Он появился на пороге.

— Заходите выкурить папироску, Мени… А почему бы мне не быть дома в воскресенье?

— Потому что ваше исчезновенье по воскресным дням — явление столь же общеизвестное и твердо установленное, как сокрытия Венеры или прецессии равноденствий… После резкого отклонения, наблюдаемого сегодня, астрономам придется внести существенные поправки в свои расчеты.

— Не насмешничайте, Мени, и, кроме того, минутку помолчите. Одну только минутку — я закончу письмо.

Некоторое время он молча курил. Она заклеила конверт, надписала адрес.

— Вот и готово. А теперь мне хотелось бы поехать с вами куда-нибудь.
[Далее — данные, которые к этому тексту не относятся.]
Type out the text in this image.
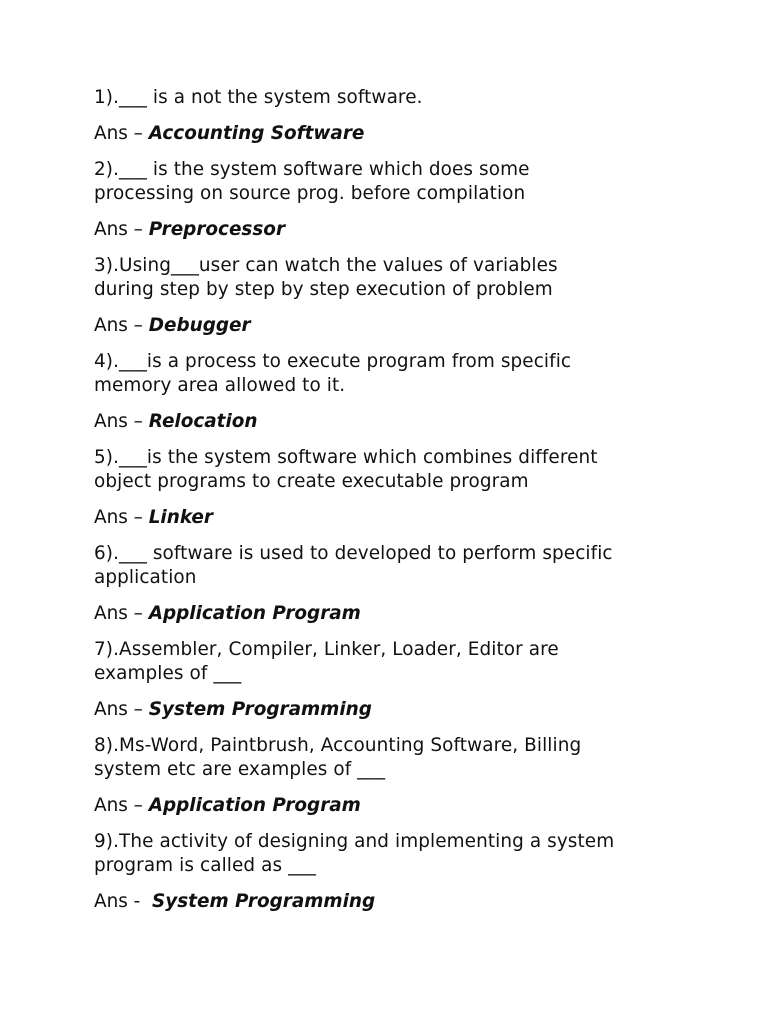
1).___ is a not the system software.

Ans – Accounting Software

2).___ is the system software which does some
processing on source prog. before compilation

Ans – Preprocessor

3).Using___user can watch the values of variables
during step by step by step execution of problem

Ans – Debugger

4).___is a process to execute program from specific
memory area allowed to it.

Ans – Relocation

5).___is the system software which combines different
object programs to create executable program

Ans – Linker

6).___ software is used to developed to perform specific
application

Ans – Application Program

7).Assembler, Compiler, Linker, Loader, Editor are
examples of ___

Ans – System Programming

8).Ms-Word, Paintbrush, Accounting Software, Billing
system etc are examples of ___

Ans – Application Program

9).The activity of designing and implementing a system
program is called as ___

Ans -  System Programming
Все равно куда. В «Шатер», в «Ротонду».

Он ответил колючим тоном:

— Денег нет.

— У меня есть немного… Не обижайте меня сегодня… Сегодня мне грустно.

Он возразил высокопарно:

— Не возводите свою грусть в философскую категорию! Не ищите ей определения. Грусть уже сама по себе — немощь.

— Не шутите, Мени. Вам и самому грустно. Так чего же хорохориться? Каким чудом вы сегодня не с Эдмоном?

— Эдмон на улице Альфреда де Виньи, в своем родовом поместье в замке эпохи Возрождения; замок построен в тысяча восемьсот восьмидесятом году, а в тысяча девятьсот пятом приобретен батюшкой Эдмона, именитым и могущественным сеньором Проспером Ольманом Нансийским… Там семейное сборище — тетки, дядья, двоюродные братья.

— Бедняга Эдмон!

По дороге в «Шатер» они заговорили об Ольмане. Они любили его и считали ребенком — человеком куда менее их знающим жизнь.

— По правде говоря, — заметил Менико, — я не предполагал, что богач может быть таким славным малым… Впрочем, он будет богачом бестолковым. «Нет у него к деньгам неистовой любви, что радует скупца и полнит сундуки…» Придется мне, пролетарию, растолковать ему, что за диковинная прелесть быть в год Господен тысяча девятьсот двадцатый единственным отпрыском великого Ольмана.

— Его отец и в самом деле такой могущественный человек?

— Судите сами, Дениза… Он один из немногих могущественных в наши дни, когда политические деятели зависят от влиятельных газет, а влиятельные газеты — от крупных дельцов… В разгар войны самому Клемансо [28]приходилось считаться с Ольманом. Я думаю со временем написать книжечку о подлинных источниках власти, о тех людях, которые хоть и остаются для народа неведомыми, в действительности, под прикрытием парламентской демократии, вершат судьбы мира.